Tsetse fly population recovers after praying insecticide. Four mortality rates (i.e., 50%, 85%, 99%, and 99.9%) as insecticide effects are simulated. The populations are single-run results, not mean values of multiple runs.
4.4 Releases of irradiated males
The Sterile Insect Technique (SIT) widely promoted requires a great number of irradiated flies to produce significant effects (Fig. 8). Releasing 5, 000 sterile males to a community with 55, 000 flies, the population decreased by around 5, 000 after three months, then recovered after another three months. Releasing substantial amount (50, 000) sterile males, the population decreased from 55, 000 to 23, 000, also recovering after another three months.
Fig. 8.
Tsetse fly and pupa population changes for release of irradiated sterile males. The populations are single-run results, not mean values of multiple runs.

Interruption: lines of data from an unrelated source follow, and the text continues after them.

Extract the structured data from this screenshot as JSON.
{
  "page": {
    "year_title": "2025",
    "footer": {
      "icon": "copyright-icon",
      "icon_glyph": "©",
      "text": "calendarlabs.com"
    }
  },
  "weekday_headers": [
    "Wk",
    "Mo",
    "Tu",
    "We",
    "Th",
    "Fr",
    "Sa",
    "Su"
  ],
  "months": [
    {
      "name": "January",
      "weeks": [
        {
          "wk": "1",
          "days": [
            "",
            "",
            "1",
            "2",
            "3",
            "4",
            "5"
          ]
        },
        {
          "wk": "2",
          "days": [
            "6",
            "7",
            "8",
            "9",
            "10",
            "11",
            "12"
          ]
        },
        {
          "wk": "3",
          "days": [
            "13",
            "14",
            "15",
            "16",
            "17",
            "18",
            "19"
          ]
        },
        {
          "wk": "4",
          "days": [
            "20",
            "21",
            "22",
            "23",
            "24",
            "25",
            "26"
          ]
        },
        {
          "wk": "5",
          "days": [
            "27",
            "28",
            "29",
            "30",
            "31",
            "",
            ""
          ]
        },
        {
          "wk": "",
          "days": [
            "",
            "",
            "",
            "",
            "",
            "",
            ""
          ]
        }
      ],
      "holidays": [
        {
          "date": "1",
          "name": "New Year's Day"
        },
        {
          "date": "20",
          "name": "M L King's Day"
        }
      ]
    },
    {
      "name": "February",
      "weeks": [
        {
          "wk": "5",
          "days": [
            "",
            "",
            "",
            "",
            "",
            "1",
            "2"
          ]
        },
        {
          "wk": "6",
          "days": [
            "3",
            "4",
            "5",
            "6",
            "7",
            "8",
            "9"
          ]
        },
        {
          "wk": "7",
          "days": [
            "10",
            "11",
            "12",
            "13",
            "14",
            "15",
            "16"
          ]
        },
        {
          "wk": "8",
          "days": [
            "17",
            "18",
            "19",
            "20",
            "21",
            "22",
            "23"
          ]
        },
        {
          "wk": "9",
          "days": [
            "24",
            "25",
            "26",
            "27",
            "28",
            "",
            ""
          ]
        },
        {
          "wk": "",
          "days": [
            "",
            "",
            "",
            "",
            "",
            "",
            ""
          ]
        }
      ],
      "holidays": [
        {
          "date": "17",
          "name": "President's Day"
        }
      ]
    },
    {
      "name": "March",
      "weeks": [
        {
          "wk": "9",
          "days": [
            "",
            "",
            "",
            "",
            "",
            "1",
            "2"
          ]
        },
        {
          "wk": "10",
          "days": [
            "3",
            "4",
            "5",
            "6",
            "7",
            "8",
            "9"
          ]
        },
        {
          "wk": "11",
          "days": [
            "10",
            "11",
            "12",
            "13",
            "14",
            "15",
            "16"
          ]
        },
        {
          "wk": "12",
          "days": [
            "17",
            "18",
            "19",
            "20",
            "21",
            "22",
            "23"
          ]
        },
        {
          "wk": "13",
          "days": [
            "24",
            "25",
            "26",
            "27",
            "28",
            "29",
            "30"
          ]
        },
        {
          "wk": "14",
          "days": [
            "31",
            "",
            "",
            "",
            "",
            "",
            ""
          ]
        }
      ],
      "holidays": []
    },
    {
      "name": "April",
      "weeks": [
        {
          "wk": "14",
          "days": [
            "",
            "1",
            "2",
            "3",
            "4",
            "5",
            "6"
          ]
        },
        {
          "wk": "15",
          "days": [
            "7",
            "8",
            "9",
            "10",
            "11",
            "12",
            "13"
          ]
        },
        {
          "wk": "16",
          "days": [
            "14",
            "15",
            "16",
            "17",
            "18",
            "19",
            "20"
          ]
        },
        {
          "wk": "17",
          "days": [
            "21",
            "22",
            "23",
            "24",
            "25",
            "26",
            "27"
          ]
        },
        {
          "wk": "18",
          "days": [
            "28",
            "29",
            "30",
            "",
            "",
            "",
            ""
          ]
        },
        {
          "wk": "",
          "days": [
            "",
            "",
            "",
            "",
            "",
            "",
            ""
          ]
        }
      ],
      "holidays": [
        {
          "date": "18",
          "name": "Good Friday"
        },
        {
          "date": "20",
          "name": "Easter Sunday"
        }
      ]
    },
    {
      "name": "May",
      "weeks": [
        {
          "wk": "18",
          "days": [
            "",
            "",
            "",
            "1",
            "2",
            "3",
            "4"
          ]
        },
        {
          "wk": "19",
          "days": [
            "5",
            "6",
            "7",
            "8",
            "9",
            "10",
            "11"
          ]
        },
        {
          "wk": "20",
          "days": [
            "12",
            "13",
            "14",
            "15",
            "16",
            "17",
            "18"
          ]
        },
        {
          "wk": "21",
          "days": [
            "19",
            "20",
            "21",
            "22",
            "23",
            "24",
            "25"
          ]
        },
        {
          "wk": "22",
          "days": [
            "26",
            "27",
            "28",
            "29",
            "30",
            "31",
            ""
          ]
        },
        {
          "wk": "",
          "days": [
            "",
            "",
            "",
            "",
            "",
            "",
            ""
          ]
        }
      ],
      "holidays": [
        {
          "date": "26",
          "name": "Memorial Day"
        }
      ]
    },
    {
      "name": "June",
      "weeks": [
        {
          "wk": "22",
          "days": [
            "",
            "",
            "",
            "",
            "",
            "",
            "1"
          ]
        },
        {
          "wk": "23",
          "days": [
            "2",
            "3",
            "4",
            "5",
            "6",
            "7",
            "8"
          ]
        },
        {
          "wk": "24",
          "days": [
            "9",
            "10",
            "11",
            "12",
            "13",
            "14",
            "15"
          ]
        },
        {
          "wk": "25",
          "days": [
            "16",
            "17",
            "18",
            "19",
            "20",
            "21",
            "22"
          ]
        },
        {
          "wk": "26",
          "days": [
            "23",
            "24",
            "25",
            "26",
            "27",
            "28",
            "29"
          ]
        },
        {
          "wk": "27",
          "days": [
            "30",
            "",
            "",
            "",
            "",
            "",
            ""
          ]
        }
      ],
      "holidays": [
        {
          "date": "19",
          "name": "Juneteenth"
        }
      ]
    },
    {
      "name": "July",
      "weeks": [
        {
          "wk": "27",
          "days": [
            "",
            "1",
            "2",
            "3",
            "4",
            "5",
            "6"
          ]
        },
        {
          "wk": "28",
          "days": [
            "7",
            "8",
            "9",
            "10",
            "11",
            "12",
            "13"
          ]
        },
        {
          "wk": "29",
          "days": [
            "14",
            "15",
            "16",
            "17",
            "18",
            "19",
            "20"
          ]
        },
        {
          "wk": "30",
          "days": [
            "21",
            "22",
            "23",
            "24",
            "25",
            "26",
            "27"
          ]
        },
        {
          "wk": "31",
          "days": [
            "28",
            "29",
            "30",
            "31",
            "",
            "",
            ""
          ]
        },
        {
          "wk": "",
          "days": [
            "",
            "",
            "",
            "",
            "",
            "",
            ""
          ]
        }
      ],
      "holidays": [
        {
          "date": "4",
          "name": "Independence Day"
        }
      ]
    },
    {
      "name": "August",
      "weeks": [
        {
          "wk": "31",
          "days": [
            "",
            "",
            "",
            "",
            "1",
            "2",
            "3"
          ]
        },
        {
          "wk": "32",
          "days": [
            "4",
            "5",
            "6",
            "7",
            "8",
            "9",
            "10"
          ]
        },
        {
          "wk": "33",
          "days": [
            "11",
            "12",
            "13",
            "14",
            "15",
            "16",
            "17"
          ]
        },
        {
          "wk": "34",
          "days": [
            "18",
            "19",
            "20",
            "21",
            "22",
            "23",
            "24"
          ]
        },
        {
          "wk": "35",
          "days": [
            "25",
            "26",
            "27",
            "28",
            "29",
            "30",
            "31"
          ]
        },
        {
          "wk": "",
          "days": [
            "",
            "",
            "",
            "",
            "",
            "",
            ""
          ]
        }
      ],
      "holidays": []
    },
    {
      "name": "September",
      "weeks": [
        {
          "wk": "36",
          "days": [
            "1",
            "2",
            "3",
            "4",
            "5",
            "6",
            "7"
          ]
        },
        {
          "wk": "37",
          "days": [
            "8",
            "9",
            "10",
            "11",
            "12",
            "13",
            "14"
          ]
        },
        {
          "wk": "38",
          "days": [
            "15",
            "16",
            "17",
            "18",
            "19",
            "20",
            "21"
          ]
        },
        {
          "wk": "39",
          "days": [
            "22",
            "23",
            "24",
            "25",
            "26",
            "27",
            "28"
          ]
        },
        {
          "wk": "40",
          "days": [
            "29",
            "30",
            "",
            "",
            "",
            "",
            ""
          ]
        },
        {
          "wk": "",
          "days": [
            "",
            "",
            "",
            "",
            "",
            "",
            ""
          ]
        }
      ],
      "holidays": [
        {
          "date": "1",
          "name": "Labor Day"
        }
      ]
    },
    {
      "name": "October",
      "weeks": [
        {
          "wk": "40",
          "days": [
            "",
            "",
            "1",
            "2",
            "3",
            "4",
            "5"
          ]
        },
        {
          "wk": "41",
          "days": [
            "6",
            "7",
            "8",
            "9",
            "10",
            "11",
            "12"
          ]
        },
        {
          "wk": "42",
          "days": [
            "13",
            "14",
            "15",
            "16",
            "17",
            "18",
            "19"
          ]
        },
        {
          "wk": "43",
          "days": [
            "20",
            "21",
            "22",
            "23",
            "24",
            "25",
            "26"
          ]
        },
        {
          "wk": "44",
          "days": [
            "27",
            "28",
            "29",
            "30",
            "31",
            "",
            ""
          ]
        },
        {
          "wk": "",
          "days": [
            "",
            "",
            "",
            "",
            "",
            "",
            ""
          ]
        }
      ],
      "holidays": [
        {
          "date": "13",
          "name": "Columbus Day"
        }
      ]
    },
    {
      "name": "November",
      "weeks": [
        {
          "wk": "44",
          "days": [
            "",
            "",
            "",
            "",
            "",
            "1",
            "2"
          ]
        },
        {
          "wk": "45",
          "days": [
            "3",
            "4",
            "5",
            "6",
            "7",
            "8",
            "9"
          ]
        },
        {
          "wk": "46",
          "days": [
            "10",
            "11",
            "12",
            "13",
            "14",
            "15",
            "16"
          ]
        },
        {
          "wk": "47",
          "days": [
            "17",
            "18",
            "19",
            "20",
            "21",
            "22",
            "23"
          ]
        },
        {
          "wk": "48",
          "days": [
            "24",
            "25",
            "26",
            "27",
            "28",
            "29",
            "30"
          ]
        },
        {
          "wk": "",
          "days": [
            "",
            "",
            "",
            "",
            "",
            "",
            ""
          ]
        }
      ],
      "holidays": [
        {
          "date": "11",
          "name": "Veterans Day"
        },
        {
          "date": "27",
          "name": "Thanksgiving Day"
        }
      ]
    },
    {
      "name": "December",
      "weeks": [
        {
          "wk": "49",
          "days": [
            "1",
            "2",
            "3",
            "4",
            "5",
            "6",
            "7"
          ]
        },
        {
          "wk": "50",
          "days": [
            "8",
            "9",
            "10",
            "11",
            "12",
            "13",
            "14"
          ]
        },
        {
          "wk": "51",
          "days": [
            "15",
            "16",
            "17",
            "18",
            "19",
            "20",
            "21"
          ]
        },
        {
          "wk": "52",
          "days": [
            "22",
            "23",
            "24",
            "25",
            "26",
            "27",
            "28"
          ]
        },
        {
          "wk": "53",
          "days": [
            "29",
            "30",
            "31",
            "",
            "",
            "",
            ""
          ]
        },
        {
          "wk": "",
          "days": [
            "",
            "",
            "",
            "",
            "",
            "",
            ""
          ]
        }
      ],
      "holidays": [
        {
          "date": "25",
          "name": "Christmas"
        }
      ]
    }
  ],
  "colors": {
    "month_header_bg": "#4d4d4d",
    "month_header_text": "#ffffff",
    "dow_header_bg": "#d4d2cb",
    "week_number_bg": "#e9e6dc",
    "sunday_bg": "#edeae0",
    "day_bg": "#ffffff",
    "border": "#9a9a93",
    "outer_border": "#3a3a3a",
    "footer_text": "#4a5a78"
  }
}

4.5 Agricultural expansion
Tsetse flies rarely frequent intensive agricultural areas or built environments, expansion of which makes tsetse habitats shrink and disconnected. When unsuitable agriculture or built-up expanded by 30%, 50% and 70% (Fig. 9), tsetse fly populations decreased by 5%, 9%, and 12%, respectively (Fig. 10). It is important to note that agricultural lands and the human built environment only accounted for about 4% of the study area. In higher human residency areas, higher tsetse population drops are expected.
Fig. 10.

Tsetse population changes for agriculture and built-up expansion. The populations are single-run results, not mean values of multiple runs.
4.6 Model parameter sensitivity
All of the model parameters in Table 2, except for the initial number of the agents (i.e., tsetse flies, tsetse pupae, and wild animals), were tested for sensitivities. The model sensitivities were quantified by increasing and decreasing one of the parameters by 30%, while holding all other parameters at the default values listed in Table 2, and measuring the changes in tsetse fly and tsetse pupa populations. For each parameter sensitivity test, the model was first looped for five years using the default values to ensure a stable population, and then run for another three years with the ±30% parameter value being tested. The population results of the last year was compared with multiple (46) default runs with parameters listed in Table 2. The default runs were summarized as mean and standard deviation (SD) (Fig. 11, Fig. 12). The SD of the 46 runs with default parameters indicated the randomness of the model.
Fig. 12.
Tsetse pupa (juvenile) population sensitivities to ± 30% of parameter value changes. Mean and standard deviation (SD) (black lines) were calculated from 46 default runs as baselines.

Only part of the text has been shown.